Spicy Chicken Nachos
Ingredients
For the chicken:- 2 tbsp unsalted butter
- 2 shallots, minced
- 1 clove of garlic, minced
- 3 tbsp honey
- 1 6 1/2 ounce can of chipotle peppers in adobo sauce
- 1 rotisserie chicken, shredded
- salt, to taste
- 2 tbsp unsalted butter
- 2 tbsp all puirpose flour
- 2 cups whole milk
- ½ pounds grated Castello® Gouda Cheese
- salt, to taste
- 1 large bag tortilla chips
- 1 cup corn kernels, thawed
- sliced green onions, to garnish
- sliced jalapeño chillies, to garnish
- fresh coriander leaves , to garnish
Preparation
For the chicken: In a saucepan over medium heat add the butter, shallots & garlic. Cook until the garlic becomes fragrant, about 2 minutes.
Whisk in the honey & peppers. Remove from heat & add the chicken.
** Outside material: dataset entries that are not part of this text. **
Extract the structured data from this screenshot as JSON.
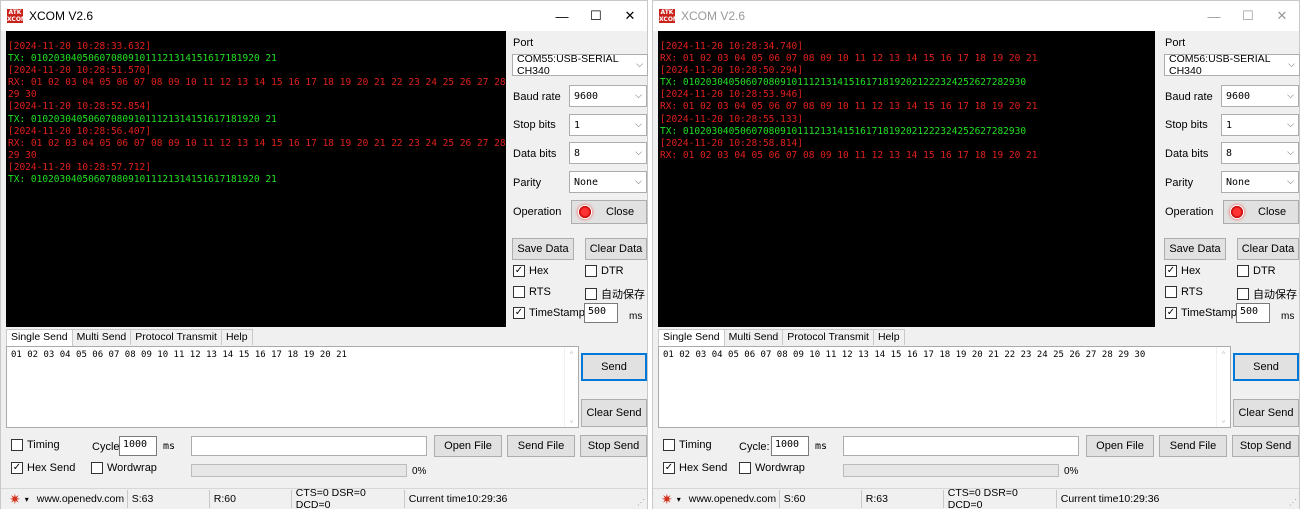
{
  "windows": [
    {
      "title": "XCOM V2.6",
      "logo_text": "ATK XCOM",
      "window_controls": {
        "minimize": "—",
        "maximize": "☐",
        "close": "✕"
      },
      "log": [
        {
          "kind": "ts",
          "text": "[2024-11-20 10:28:33.632]"
        },
        {
          "kind": "tx",
          "text": "TX: 0102030405060708091011121314151617181920 21"
        },
        {
          "kind": "ts",
          "text": "[2024-11-20 10:28:51.570]"
        },
        {
          "kind": "rx",
          "text": "RX: 01 02 03 04 05 06 07 08 09 10 11 12 13 14 15 16 17 18 19 20 21 22 23 24 25 26 27 28 29 30"
        },
        {
          "kind": "ts",
          "text": "[2024-11-20 10:28:52.854]"
        },
        {
          "kind": "tx",
          "text": "TX: 0102030405060708091011121314151617181920 21"
        },
        {
          "kind": "ts",
          "text": "[2024-11-20 10:28:56.407]"
        },
        {
          "kind": "rx",
          "text": "RX: 01 02 03 04 05 06 07 08 09 10 11 12 13 14 15 16 17 18 19 20 21 22 23 24 25 26 27 28 29 30"
        },
        {
          "kind": "ts",
          "text": "[2024-11-20 10:28:57.712]"
        },
        {
          "kind": "tx",
          "text": "TX: 0102030405060708091011121314151617181920 21"
        }
      ],
      "port_label": "Port",
      "port_value": "COM55:USB-SERIAL CH340",
      "baud_label": "Baud rate",
      "baud_value": "9600",
      "stop_label": "Stop bits",
      "stop_value": "1",
      "data_label": "Data bits",
      "data_value": "8",
      "parity_label": "Parity",
      "parity_value": "None",
      "operation_label": "Operation",
      "operation_button": "Close",
      "save_data": "Save Data",
      "clear_data": "Clear Data",
      "hex_label": "Hex",
      "hex_checked": "✓",
      "dtr_label": "DTR",
      "dtr_checked": "",
      "rts_label": "RTS",
      "rts_checked": "",
      "autosave_label": "自动保存",
      "autosave_checked": "",
      "timestamp_label": "TimeStamp",
      "timestamp_checked": "✓",
      "timestamp_value": "500",
      "timestamp_unit": "ms",
      "tabs": [
        "Single Send",
        "Multi Send",
        "Protocol Transmit",
        "Help"
      ],
      "send_text": "01 02 03 04 05 06 07 08 09 10 11 12 13 14 15 16 17 18 19 20 21",
      "send_button": "Send",
      "clear_send": "Clear Send",
      "timing_label": "Timing",
      "timing_checked": "",
      "cycle_label": "Cycle:",
      "cycle_value": "1000",
      "cycle_unit": "ms",
      "file_path": "",
      "open_file": "Open File",
      "send_file": "Send File",
      "stop_send": "Stop Send",
      "hexsend_label": "Hex Send",
      "hexsend_checked": "✓",
      "wordwrap_label": "Wordwrap",
      "wordwrap_checked": "",
      "progress_text": "0%",
      "progress_fraction": 0,
      "status": {
        "url": "www.openedv.com",
        "sent": "S:63",
        "recv": "R:60",
        "signals": "CTS=0 DSR=0 DCD=0",
        "time": "Current time10:29:36"
      },
      "accent_color": "#0078d7"
    },
    {
      "title": "XCOM V2.6",
      "logo_text": "ATK XCOM",
      "window_controls": {
        "minimize": "—",
        "maximize": "☐",
        "close": "✕"
      },
      "log": [
        {
          "kind": "ts",
          "text": "[2024-11-20 10:28:34.740]"
        },
        {
          "kind": "rx",
          "text": "RX: 01 02 03 04 05 06 07 08 09 10 11 12 13 14 15 16 17 18 19 20 21"
        },
        {
          "kind": "ts",
          "text": "[2024-11-20 10:28:50.294]"
        },
        {
          "kind": "tx",
          "text": "TX: 010203040506070809101112131415161718192021222324252627282930"
        },
        {
          "kind": "ts",
          "text": "[2024-11-20 10:28:53.946]"
        },
        {
          "kind": "rx",
          "text": "RX: 01 02 03 04 05 06 07 08 09 10 11 12 13 14 15 16 17 18 19 20 21"
        },
        {
          "kind": "ts",
          "text": "[2024-11-20 10:28:55.133]"
        },
        {
          "kind": "tx",
          "text": "TX: 010203040506070809101112131415161718192021222324252627282930"
        },
        {
          "kind": "ts",
          "text": "[2024-11-20 10:28:58.814]"
        },
        {
          "kind": "rx",
          "text": "RX: 01 02 03 04 05 06 07 08 09 10 11 12 13 14 15 16 17 18 19 20 21"
        }
      ],
      "port_label": "Port",
      "port_value": "COM56:USB-SERIAL CH340",
      "baud_label": "Baud rate",
      "baud_value": "9600",
      "stop_label": "Stop bits",
      "stop_value": "1",
      "data_label": "Data bits",
      "data_value": "8",
      "parity_label": "Parity",
      "parity_value": "None",
      "operation_label": "Operation",
      "operation_button": "Close",
      "save_data": "Save Data",
      "clear_data": "Clear Data",
      "hex_label": "Hex",
      "hex_checked": "✓",
      "dtr_label": "DTR",
      "dtr_checked": "",
      "rts_label": "RTS",
      "rts_checked": "",
      "autosave_label": "自动保存",
      "autosave_checked": "",
      "timestamp_label": "TimeStamp",
      "timestamp_checked": "✓",
      "timestamp_value": "500",
      "timestamp_unit": "ms",
      "tabs": [
        "Single Send",
        "Multi Send",
        "Protocol Transmit",
        "Help"
      ],
      "send_text": "01 02 03 04 05 06 07 08 09 10 11 12 13 14 15 16 17 18 19 20 21 22 23 24 25 26 27 28 29 30",
      "send_button": "Send",
      "clear_send": "Clear Send",
      "timing_label": "Timing",
      "timing_checked": "",
      "cycle_label": "Cycle:",
      "cycle_value": "1000",
      "cycle_unit": "ms",
      "file_path": "",
      "open_file": "Open File",
      "send_file": "Send File",
      "stop_send": "Stop Send",
      "hexsend_label": "Hex Send",
      "hexsend_checked": "✓",
      "wordwrap_label": "Wordwrap",
      "wordwrap_checked": "",
      "progress_text": "0%",
      "progress_fraction": 0,
      "status": {
        "url": "www.openedv.com",
        "sent": "S:60",
        "recv": "R:63",
        "signals": "CTS=0 DSR=0 DCD=0",
        "time": "Current time10:29:36"
      },
      "accent_color": "#0078d7"
    }
  ]
}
Toss until well coated & season to taste with salt. Set aside until ready to assemble.
For the cheese sauce: In a saucepan over medium heat whisk together the butter & flour. Continue whisking until the flour is cooked, about 3 to 4 minutes.
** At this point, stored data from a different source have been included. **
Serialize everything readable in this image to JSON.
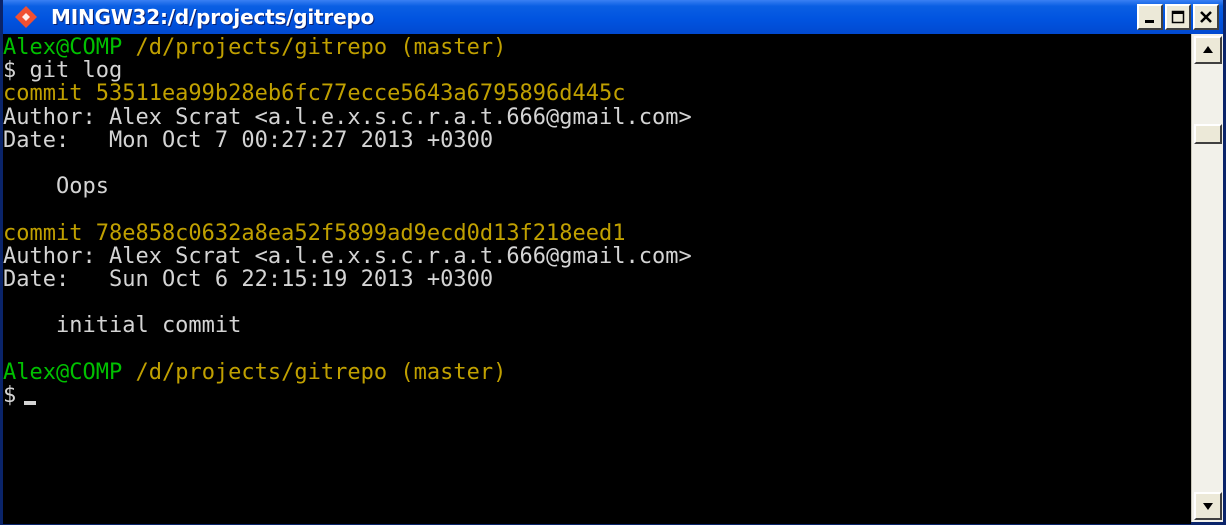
{
  "window": {
    "title": "MINGW32:/d/projects/gitrepo",
    "buttons": {
      "minimize": "minimize",
      "maximize": "maximize",
      "close": "close"
    }
  },
  "colors": {
    "prompt_user": "#00c000",
    "path": "#c0a000",
    "commit_hash": "#c0a000",
    "text": "#d4d4d4",
    "background": "#000000",
    "titlebar": "#0154e0"
  },
  "terminal": {
    "prompt1_user": "Alex@COMP",
    "prompt1_path": " /d/projects/gitrepo (master)",
    "command": "$ git log",
    "commit1": "commit 53511ea99b28eb6fc77ecce5643a6795896d445c",
    "author1": "Author: Alex Scrat <a.l.e.x.s.c.r.a.t.666@gmail.com>",
    "date1": "Date:   Mon Oct 7 00:27:27 2013 +0300",
    "message1": "    Oops",
    "commit2": "commit 78e858c0632a8ea52f5899ad9ecd0d13f218eed1",
    "author2": "Author: Alex Scrat <a.l.e.x.s.c.r.a.t.666@gmail.com>",
    "date2": "Date:   Sun Oct 6 22:15:19 2013 +0300",
    "message2": "    initial commit",
    "prompt2_user": "Alex@COMP",
    "prompt2_path": " /d/projects/gitrepo (master)",
    "final_prompt": "$"
  }
}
Add the milk & bring to a gentle simmer. Remove from heat & stir in the cheese until fully melted. Set aside until ready to assemble.
To assemble: Preheat the oven to 425(f) degrees. To a 9 by 12 baking sheet begin with a layer of chips, chicken, cheese sauce & corn. Top with a second layer of chips followed by chicken & cheese sauce.
Bake for 10 to 15 minutes, until the chips begin to brown.
Remove from heat & drizzle with remaining cheese sauce. Garnish with sliced jalapeños, green onions & cilantro. Enjoy immediately.